According to that website, “The revised Chatham Park Tree Protection rules would only require saving as little as 10 [percent] of the existing trees in much of Chatham Park’s development.”
A PDF provided by Smith lists four talking points from the Haw River Assembly about the tree coverage issue and argues against them, emphasizing the differences between a “tree coverage” and “tree canopy.”
According to that document, “Tree canopy is the area the tree’s branches and leaves cover when viewed from above.

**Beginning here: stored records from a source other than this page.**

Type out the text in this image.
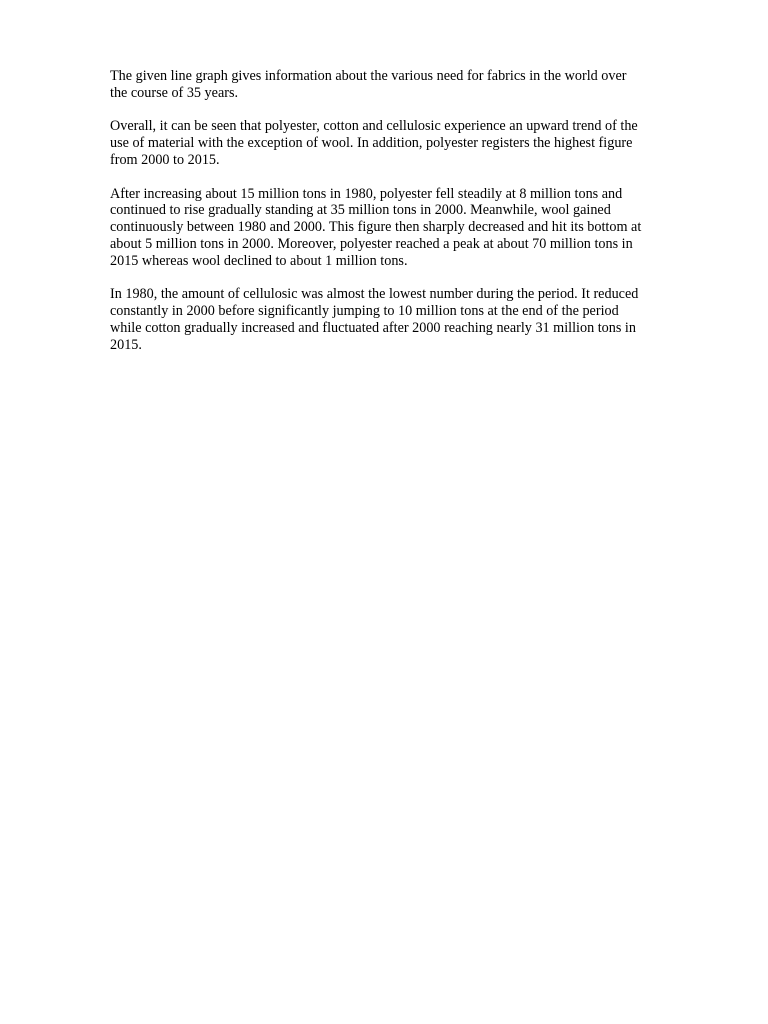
The given line graph gives information about the various need for fabrics in the world over
the course of 35 years.

Overall, it can be seen that polyester, cotton and cellulosic experience an upward trend of the
use of material with the exception of wool. In addition, polyester registers the highest figure
from 2000 to 2015.

After increasing about 15 million tons in 1980, polyester fell steadily at 8 million tons and
continued to rise gradually standing at 35 million tons in 2000. Meanwhile, wool gained
continuously between 1980 and 2000. This figure then sharply decreased and hit its bottom at
about 5 million tons in 2000. Moreover, polyester reached a peak at about 70 million tons in
2015 whereas wool declined to about 1 million tons.

In 1980, the amount of cellulosic was almost the lowest number during the period. It reduced
constantly in 2000 before significantly jumping to 10 million tons at the end of the period
while cotton gradually increased and fluctuated after 2000 reaching nearly 31 million tons in
2015.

Tree coverage is the land area where the tree grows.”
The document also argued that Chatham Park “will have more trees than most cities in North Carolina.”
Elaine Chiosso, executive director of the Haw River Assembly, disagreed.
“That’s one of the problems with Chatham Park,” Chiosso said. “Their elements are often what seem to be needlessly complex, and it’s very difficult to decipher what they’re saying in the elements – which is basically an ordinance – what will mean on the ground and what the contractors will be expected to follow.”
Emily Sutton, the “Haw Riverkeeper” with the Haw River Assembly, said the town of Pittsboro and Chatham Park representatives are not adhering to the 2,000- foot buffer zone along the river that was mentioned in the Town of Pittsboro Land Use Plan.
She calls this a “huge concern,” citing the endangered Cape Fear Shiner species that lives in the river.
Smith wrote that the question about a buffer zone “continues to be asked by those who don’t understand zoning law.”
He said, “the combination of tree protection, open space, parks, public facilities, water quality and water conservation requirements placed on Chatham Park provide more environmental protections than any other property along the Haw River.”
Sutton also worries about the tree canopy issue, and is concerned that young trees will not hold in soil effectively.
“It would take as long as 40 years for some trees to develop canopy,” Sutton said.
When asked how long he expected it would take to reach a canopy of full-grown trees, Smith wrote, “This answer varies depending on the type of tree and how much light, air and nutrients it receives.”
Smith also stressed that the Chatham Park team is incorporating a water reclamation facility in the project, which he wrote will save water in the Haw River watershed.